Se décrivant comme un «homme à chevaux», le résident de Laval fait beaucoup de kilométrage pour offrir des soins dentaires équins d’un bout à l’autre de la province.

Il a commencé comme cavalier dans le monde des courses. Il a aussi été entraîneur, éleveur, palefrenier, énumère-t-il. Il a ensuite suivi une formation en soins dentaires équins aux États-Unis en 1990, mais n’a jamais été formé en médecine vétérinaire au Québec.

Acte réservé?

Même s’il pratique son métier depuis 25 ans, l’Ordre des médecins vétérinaires considère que le râpage de dents devrait être un acte réservé à ses membres et a traîné Yves Jean devant les tribunaux.

Dans une décision rendue en juin, une juge de la Cour du Québec a acquitté M. Jean, qui peut donc continuer à pratiquer son métier. La bataille n’est toutefois pas terminée, puisque l’Ordre a l’intention de porter le jugement en appel.

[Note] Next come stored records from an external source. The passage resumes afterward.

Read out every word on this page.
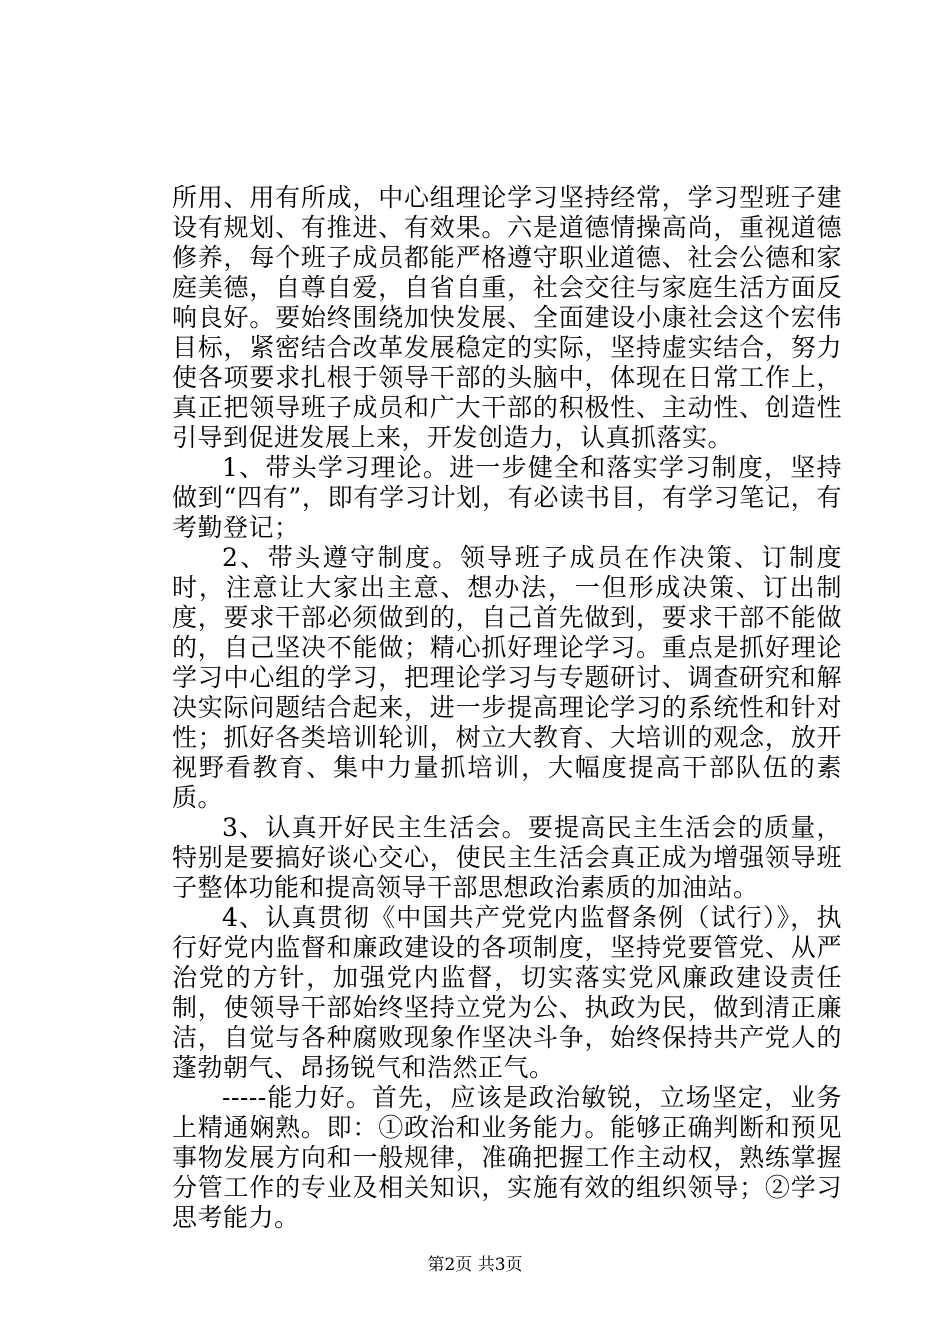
所用、用有所成，中心组理论学习坚持经常，学习型班子建设有规划、有推进、有效果。六是道德情操高尚，重视道德修养，每个班子成员都能严格遵守职业道德、社会公德和家庭美德，自尊自爱，自省自重，社会交往与家庭生活方面反响良好。要始终围绕加快发展、全面建设小康社会这个宏伟目标，紧密结合改革发展稳定的实际，坚持虚实结合，努力使各项要求扎根于领导干部的头脑中，体现在日常工作上，真正把领导班子成员和广大干部的积极性、主动性、创造性引导到促进发展上来，开发创造力，认真抓落实。

1、带头学习理论。进一步健全和落实学习制度，坚持做到“四有”，即有学习计划，有必读书目，有学习笔记，有考勤登记；

2、带头遵守制度。领导班子成员在作决策、订制度时，注意让大家出主意、想办法，一但形成决策、订出制度，要求干部必须做到的，自己首先做到，要求干部不能做的，自己坚决不能做；精心抓好理论学习。重点是抓好理论学习中心组的学习，把理论学习与专题研讨、调查研究和解决实际问题结合起来，进一步提高理论学习的系统性和针对性；抓好各类培训轮训，树立大教育、大培训的观念，放开视野看教育、集中力量抓培训，大幅度提高干部队伍的素质。

3、认真开好民主生活会。要提高民主生活会的质量，特别是要搞好谈心交心，使民主生活会真正成为增强领导班子整体功能和提高领导干部思想政治素质的加油站。

4、认真贯彻《中国共产党党内监督条例（试行）》，执行好党内监督和廉政建设的各项制度，坚持党要管党、从严治党的方针，加强党内监督，切实落实党风廉政建设责任制，使领导干部始终坚持立党为公、执政为民，做到清正廉洁，自觉与各种腐败现象作坚决斗争，始终保持共产党人的蓬勃朝气、昂扬锐气和浩然正气。

-----能力好。首先，应该是政治敏锐，立场坚定，业务上精通娴熟。即：①政治和业务能力。能够正确判断和预见事物发展方向和一般规律，准确把握工作主动权，熟练掌握分管工作的专业及相关知识，实施有效的组织领导；②学习思考能力。

第2页 共3页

Ce sont généralement les vétérinaires équins qui donnent des soins dentaires. Or, la dentisterie pour chevaux est une spécialisation qui n’existe pas au Québec, ni en médecine vétérinaire, ni en technique de santé animale, indique le jugement.

Les futurs vétérinaires équins reçoivent de 7 à 11 heures de cours en dentisterie, indique la Faculté de médecine vétérinaire de l’Université de Montréal.

D’où l’importance de l’expertise qu’Yves Jean a développée et qui est selon lui très rare au Québec. «J’en connais deux autres seulement [qui font la même chose]», dit-il.

Risque

Les accrochages ont commencé au début des années 2000. L’Ordre reprochait à Yves Jean d’injecter lui-même un tranquillisant aux bêtes pour procéder au râpage de façon sécuritaire, ce pour quoi il a déjà plaidé coupable par le passé, avoue-t-il.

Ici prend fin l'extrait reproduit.